Less is More: Returning from Injury (Runner’s knee, Patellofemoral Pain Syndrome)

I love America, but we do everything here to the extreme.

We’ve always been taught more is better, but when it comes to training – less is more and better is better.

I get referred athletes in pain or have to consult with injured athletes trying to get back on the field too often. Sadly, a lot of these injuries could be avoided if more attention was paid to total training volume and feedback from the athletes!

*By the way, if you are having serious knee pain you should get it assessed in-person, by a professional that you trust.

 

Background: Track and field athlete

  • Program was incredibly high volume (up to 70+ miles a week!)
  • Little recovery (No off days)
  • Minimal weight training

Practically the entire team is hurt, no surprise right…

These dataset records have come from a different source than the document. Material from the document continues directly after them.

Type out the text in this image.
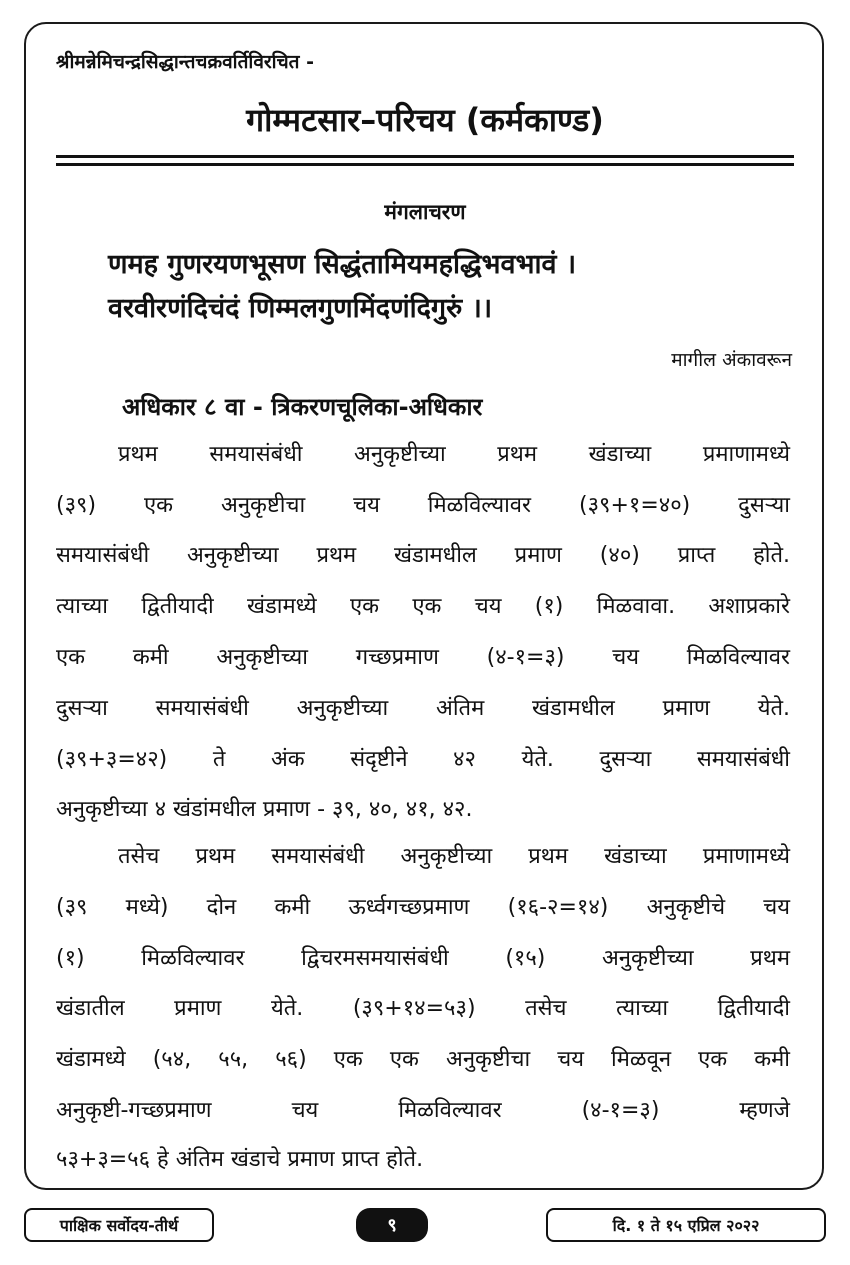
श्रीमन्नेमिचन्द्रसिद्धान्तचक्रवर्तिविरचित -
गोम्मटसार–परिचय (कर्मकाण्ड)
मंगलाचरण
णमह गुणरयणभूसण सिद्धंतामियमहद्धिभवभावं ।
वरवीरणंदिचंदं णिम्मलगुणमिंदणंदिगुरुं ।।
मागील अंकावरून
अधिकार ८ वा - त्रिकरणचूलिका-अधिकार
प्रथम समयासंबंधी अनुकृष्टीच्या प्रथम खंडाच्या प्रमाणामध्ये
(३९) एक अनुकृष्टीचा चय मिळविल्यावर (३९+१=४०) दुसऱ्या
समयासंबंधी अनुकृष्टीच्या प्रथम खंडामधील प्रमाण (४०) प्राप्त होते.
त्याच्या द्वितीयादी खंडामध्ये एक एक चय (१) मिळवावा. अशाप्रकारे
एक कमी अनुकृष्टीच्या गच्छप्रमाण (४-१=३) चय मिळविल्यावर
दुसऱ्या समयासंबंधी अनुकृष्टीच्या अंतिम खंडामधील प्रमाण येते.
(३९+३=४२) ते अंक संदृष्टीने ४२ येते. दुसऱ्या समयासंबंधी
अनुकृष्टीच्या ४ खंडांमधील प्रमाण - ३९, ४०, ४१, ४२.
तसेच प्रथम समयासंबंधी अनुकृष्टीच्या प्रथम खंडाच्या प्रमाणामध्ये
(३९ मध्ये) दोन कमी ऊर्ध्वगच्छप्रमाण (१६-२=१४) अनुकृष्टीचे चय
(१) मिळविल्यावर द्विचरमसमयासंबंधी (१५) अनुकृष्टीच्या प्रथम
खंडातील प्रमाण येते. (३९+१४=५३) तसेच त्याच्या द्वितीयादी
खंडामध्ये (५४, ५५, ५६) एक एक अनुकृष्टीचा चय मिळवून एक कमी
अनुकृष्टी-गच्छप्रमाण चय मिळविल्यावर (४-१=३) म्हणजे
५३+३=५६ हे अंतिम खंडाचे प्रमाण प्राप्त होते.
पाक्षिक सर्वोदय-तीर्थ	९	दि. १ ते १५ एप्रिल २०२२
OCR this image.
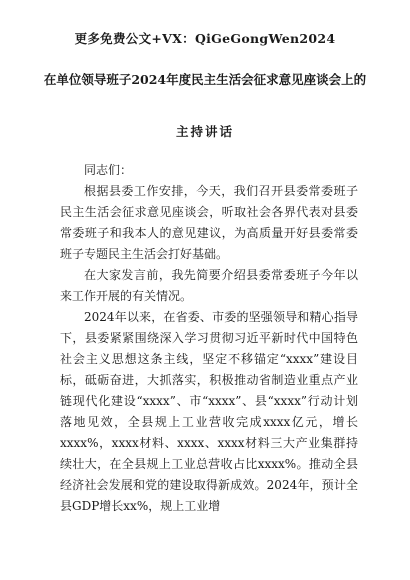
更多免费公文+VX：QiGeGongWen2024
在单位领导班子2024年度民主生活会征求意见座谈会上的
主持讲话

同志们：

根据县委工作安排，今天，我们召开县委常委班子民主生活会征求意见座谈会，听取社会各界代表对县委常委班子和我本人的意见建议，为高质量开好县委常委班子专题民主生活会打好基础。

在大家发言前，我先简要介绍县委常委班子今年以来工作开展的有关情况。

2024年以来，在省委、市委的坚强领导和精心指导下，县委紧紧围绕深入学习贯彻习近平新时代中国特色社会主义思想这条主线，坚定不移锚定“xxxx”建设目标，砥砺奋进，大抓落实，积极推动省制造业重点产业链现代化建设“xxxx”、市“xxxx”、县“xxxx”行动计划落地见效，全县规上工业营收完成xxxx亿元，增长xxxx%，xxxx材料、xxxx、xxxx材料三大产业集群持续壮大，在全县规上工业总营收占比xxxx%。推动全县经济社会发展和党的建设取得新成效。2024年，预计全县GDP增长xx%，规上工业增
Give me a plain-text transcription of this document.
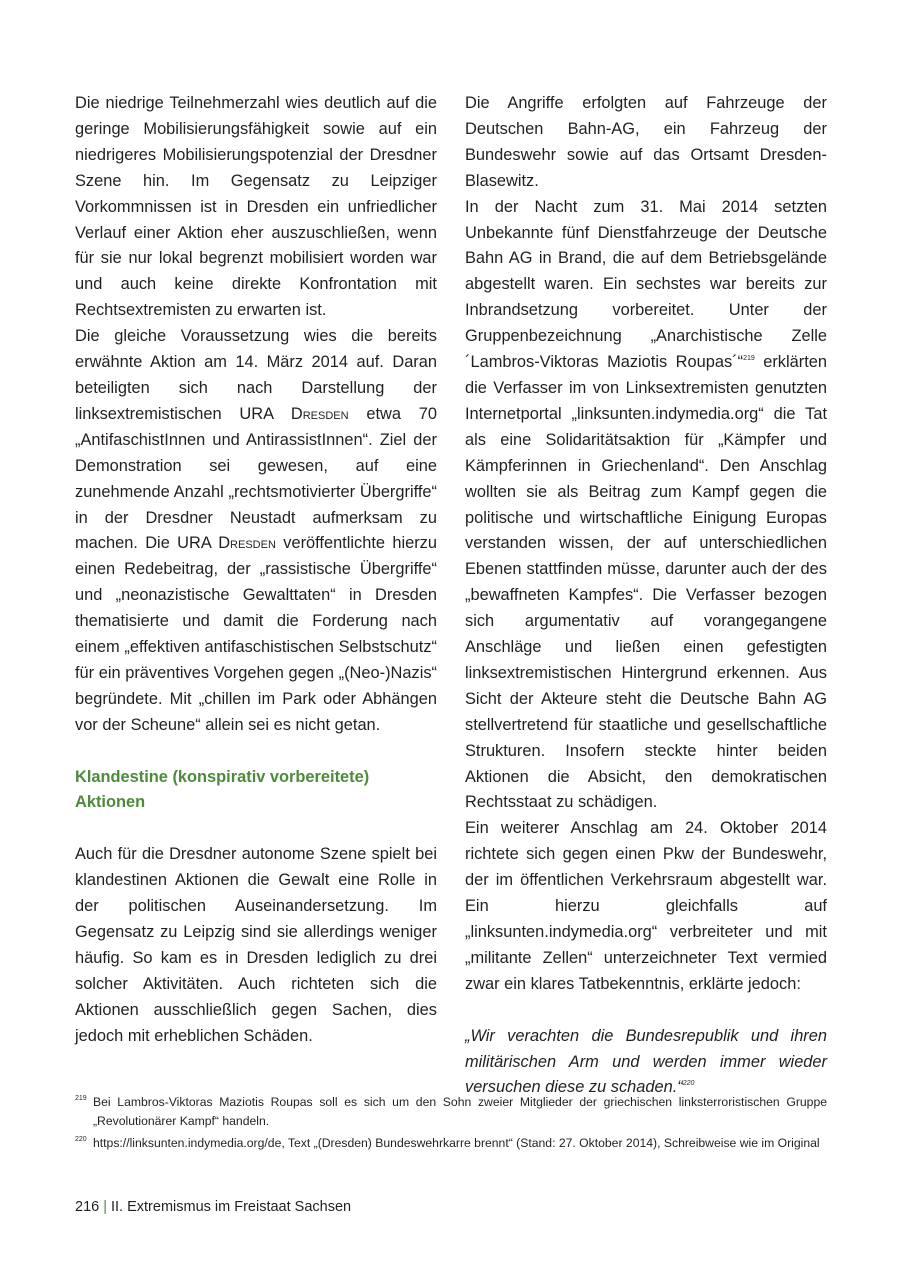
Die niedrige Teilnehmerzahl wies deutlich auf die geringe Mobilisierungsfähigkeit sowie auf ein niedrigeres Mobilisierungspotenzial der Dresdner Szene hin. Im Gegensatz zu Leipziger Vorkommnissen ist in Dresden ein unfriedlicher Verlauf einer Aktion eher auszuschließen, wenn für sie nur lokal begrenzt mobilisiert worden war und auch keine direkte Konfrontation mit Rechtsextremisten zu erwarten ist.

Die gleiche Voraussetzung wies die bereits erwähnte Aktion am 14. März 2014 auf. Daran beteiligten sich nach Darstellung der linksextremistischen URA Dresden etwa 70 „AntifaschistInnen und AntirassistInnen“. Ziel der Demonstration sei gewesen, auf eine zunehmende Anzahl „rechtsmotivierter Übergriffe“ in der Dresdner Neustadt aufmerksam zu machen. Die URA Dresden veröffentlichte hierzu einen Redebeitrag, der „rassistische Übergriffe“ und „neonazistische Gewalttaten“ in Dresden thematisierte und damit die Forderung nach einem „effektiven antifaschistischen Selbstschutz“ für ein präventives Vorgehen gegen „(Neo-)Nazis“ begründete. Mit „chillen im Park oder Abhängen vor der Scheune“ allein sei es nicht getan.

Klandestine (konspirativ vorbereitete) Aktionen

Auch für die Dresdner autonome Szene spielt bei klandestinen Aktionen die Gewalt eine Rolle in der politischen Auseinandersetzung. Im Gegensatz zu Leipzig sind sie allerdings weniger häufig. So kam es in Dresden lediglich zu drei solcher Aktivitäten. Auch richteten sich die Aktionen ausschließlich gegen Sachen, dies jedoch mit erheblichen Schäden.

Die Angriffe erfolgten auf Fahrzeuge der Deutschen Bahn-AG, ein Fahrzeug der Bundeswehr sowie auf das Ortsamt Dresden-Blasewitz.

In der Nacht zum 31. Mai 2014 setzten Unbekannte fünf Dienstfahrzeuge der Deutsche Bahn AG in Brand, die auf dem Betriebsgelände abgestellt waren. Ein sechstes war bereits zur Inbrandsetzung vorbereitet. Unter der Gruppenbezeichnung „Anarchistische Zelle ´Lambros-Viktoras Maziotis Roupas´“$^{219}$ erklärten die Verfasser im von Linksextremisten genutzten Internetportal „linksunten.indymedia.org“ die Tat als eine Solidaritätsaktion für „Kämpfer und Kämpferinnen in Griechenland“. Den Anschlag wollten sie als Beitrag zum Kampf gegen die politische und wirtschaftliche Einigung Europas verstanden wissen, der auf unterschiedlichen Ebenen stattfinden müsse, darunter auch der des „bewaffneten Kampfes“. Die Verfasser bezogen sich argumentativ auf vorangegangene Anschläge und ließen einen gefestigten linksextremistischen Hintergrund erkennen. Aus Sicht der Akteure steht die Deutsche Bahn AG stellvertretend für staatliche und gesellschaftliche Strukturen. Insofern steckte hinter beiden Aktionen die Absicht, den demokratischen Rechtsstaat zu schädigen.

Ein weiterer Anschlag am 24. Oktober 2014 richtete sich gegen einen Pkw der Bundeswehr, der im öffentlichen Verkehrsraum abgestellt war. Ein hierzu gleichfalls auf „linksunten.indymedia.org“ verbreiteter und mit „militante Zellen“ unterzeichneter Text vermied zwar ein klares Tatbekenntnis, erklärte jedoch:

„Wir verachten die Bundesrepublik und ihren militärischen Arm und werden immer wieder versuchen diese zu schaden.“$^{220}$

219 Bei Lambros-Viktoras Maziotis Roupas soll es sich um den Sohn zweier Mitglieder der griechischen linksterroristischen Gruppe „Revolutionärer Kampf“ handeln.
220 https://linksunten.indymedia.org/de, Text „(Dresden) Bundeswehrkarre brennt“ (Stand: 27. Oktober 2014), Schreibweise wie im Original
216 | II. Extremismus im Freistaat Sachsen
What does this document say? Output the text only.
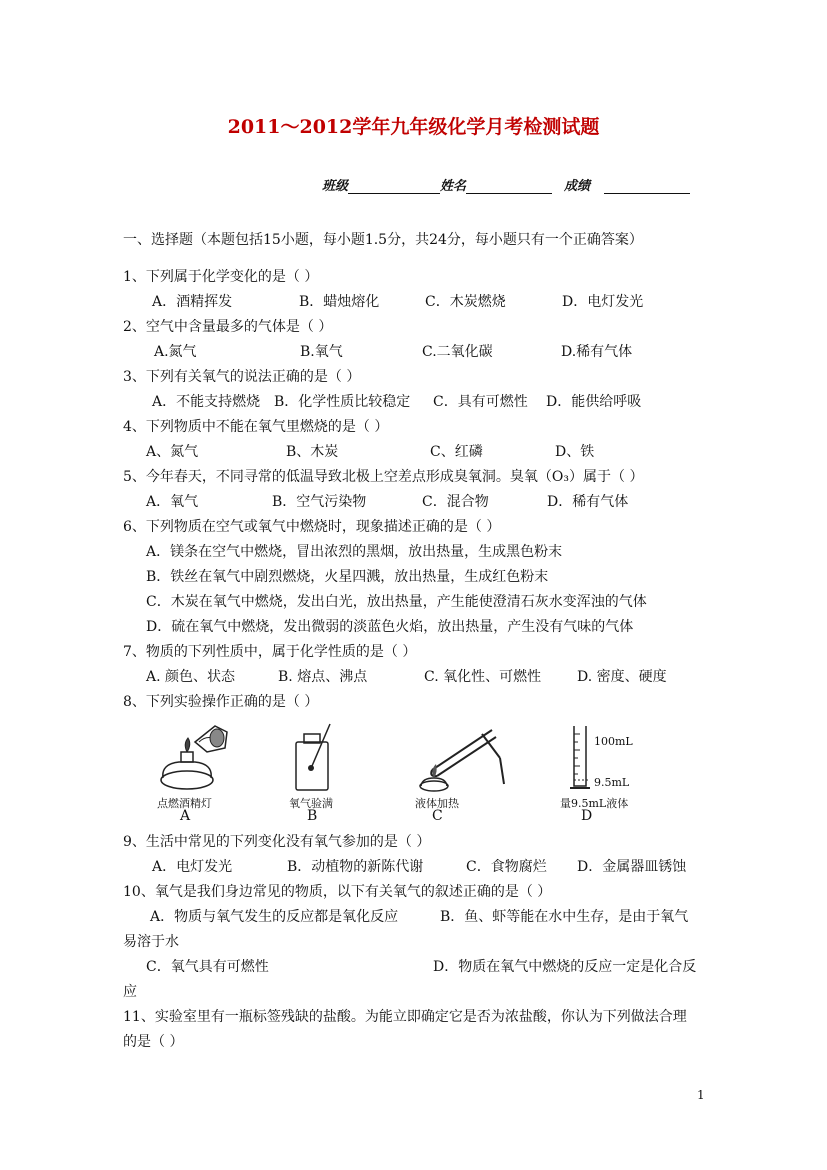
2011～2012学年九年级化学月考检测试题
班级	姓名	成绩
一、选择题（本题包括15小题，每小题1.5分，共24分，每小题只有一个正确答案）
1、下列属于化学变化的是（ ）
A．酒精挥发	B．蜡烛熔化	C．木炭燃烧	D．电灯发光
2、空气中含量最多的气体是（ ）
A.氮气	B.氧气	C.二氧化碳	D.稀有气体
3、下列有关氧气的说法正确的是（ ）
A．不能支持燃烧 B．化学性质比较稳定 C．具有可燃性 D．能供给呼吸
4、下列物质中不能在氧气里燃烧的是（ ）
A、氮气	B、木炭	C、红磷	D、铁
5、今年春天，不同寻常的低温导致北极上空差点形成臭氧洞。臭氧（O₃）属于（ ）
A．氧气	B．空气污染物	C．混合物	D．稀有气体
6、下列物质在空气或氧气中燃烧时，现象描述正确的是（ ）
A．镁条在空气中燃烧，冒出浓烈的黑烟，放出热量，生成黑色粉末
B．铁丝在氧气中剧烈燃烧，火星四溅，放出热量，生成红色粉末
C．木炭在氧气中燃烧，发出白光，放出热量，产生能使澄清石灰水变浑浊的气体
D．硫在氧气中燃烧，发出微弱的淡蓝色火焰，放出热量，产生没有气味的气体
7、物质的下列性质中，属于化学性质的是（ ）
A. 颜色、状态	B. 熔点、沸点	C. 氧化性、可燃性	D. 密度、硬度
8、下列实验操作正确的是（ ）
点燃酒精灯
A
氧气验满
B
液体加热
C
100mL
9.5mL
量9.5mL液体
D
9、生活中常见的下列变化没有氧气参加的是（ ）
A．电灯发光	B．动植物的新陈代谢	C．食物腐烂 D．金属器皿锈蚀
10、氧气是我们身边常见的物质，以下有关氧气的叙述正确的是（ ）
A．物质与氧气发生的反应都是氧化反应	B．鱼、虾等能在水中生存，是由于氧气
易溶于水
C．氧气具有可燃性	D．物质在氧气中燃烧的反应一定是化合反
应
11、实验室里有一瓶标签残缺的盐酸。为能立即确定它是否为浓盐酸，你认为下列做法合理
的是（ ）
1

  • Told to keep running same program
  • Pain worsened until it became intolerable
  • Sent to see PT and Trainer at school

PT’s and Trainers at school see “knee pain” and say it’s due to tight IT bands. Certainly it’s not the running 70 miles a week with no off days.

“Roll IT band and we’ll do Cupping, Ultrasound, Stim.” Lol. Awesome, we’re back in the 90’s.

After some fresh cupping marks and quick stretches, it’s back out on the track tomorrow…

And right back to pain and being unable to continue after a few minutes of running.

This went on for weeks.

Outcome: Runner’s Knee or Patellofemoral Pain Syndrome (PFPS syndrome)

 

Here’s what we did to get her out of pain and back on the track:

Step 1: STOP RUNNING (aka eliminate the irritant)

This might seem like common sense, that’s because it is. But seriously, people miss this. You need to eliminate the stressor initially and break the pain cycle. That doesn’t mean you don’t train, because if you want it to heal quickly – you must train (intelligently).

BUT, you need to get away from the activity that is producing pain first.

So is running bad? No. It’s the load or the total volume of running that is the problem. In her case, this was an overuse injury. The body’s ability to tolerate and recover from this stressor (running) was exceeded. The result was pain. 

We can argue about why it happened – inefficient mechanics, lack of overall hip strength, poor knee stability, all fine and good. It doesn’t change the fact that whatever you were doing, clearly wasn’t working.

Time to start over.

I’m a firm believer that we truly can’t predict and prevent injuries (the research currently supports this)[1,2]. There are just too many variables at play, I prefer just focusing on the things we can control – proper training, nutrition, and smart load management.

We know there is some correlation between “knee pain or PFPS” and strength of hip musculature, or poor control of dynamic knee valgus, lack of strength in the extensor muscles (quadriceps), and so on…[3,4]

We can list all of the “risk factors,” but a solid training program should check all of these boxes regardless.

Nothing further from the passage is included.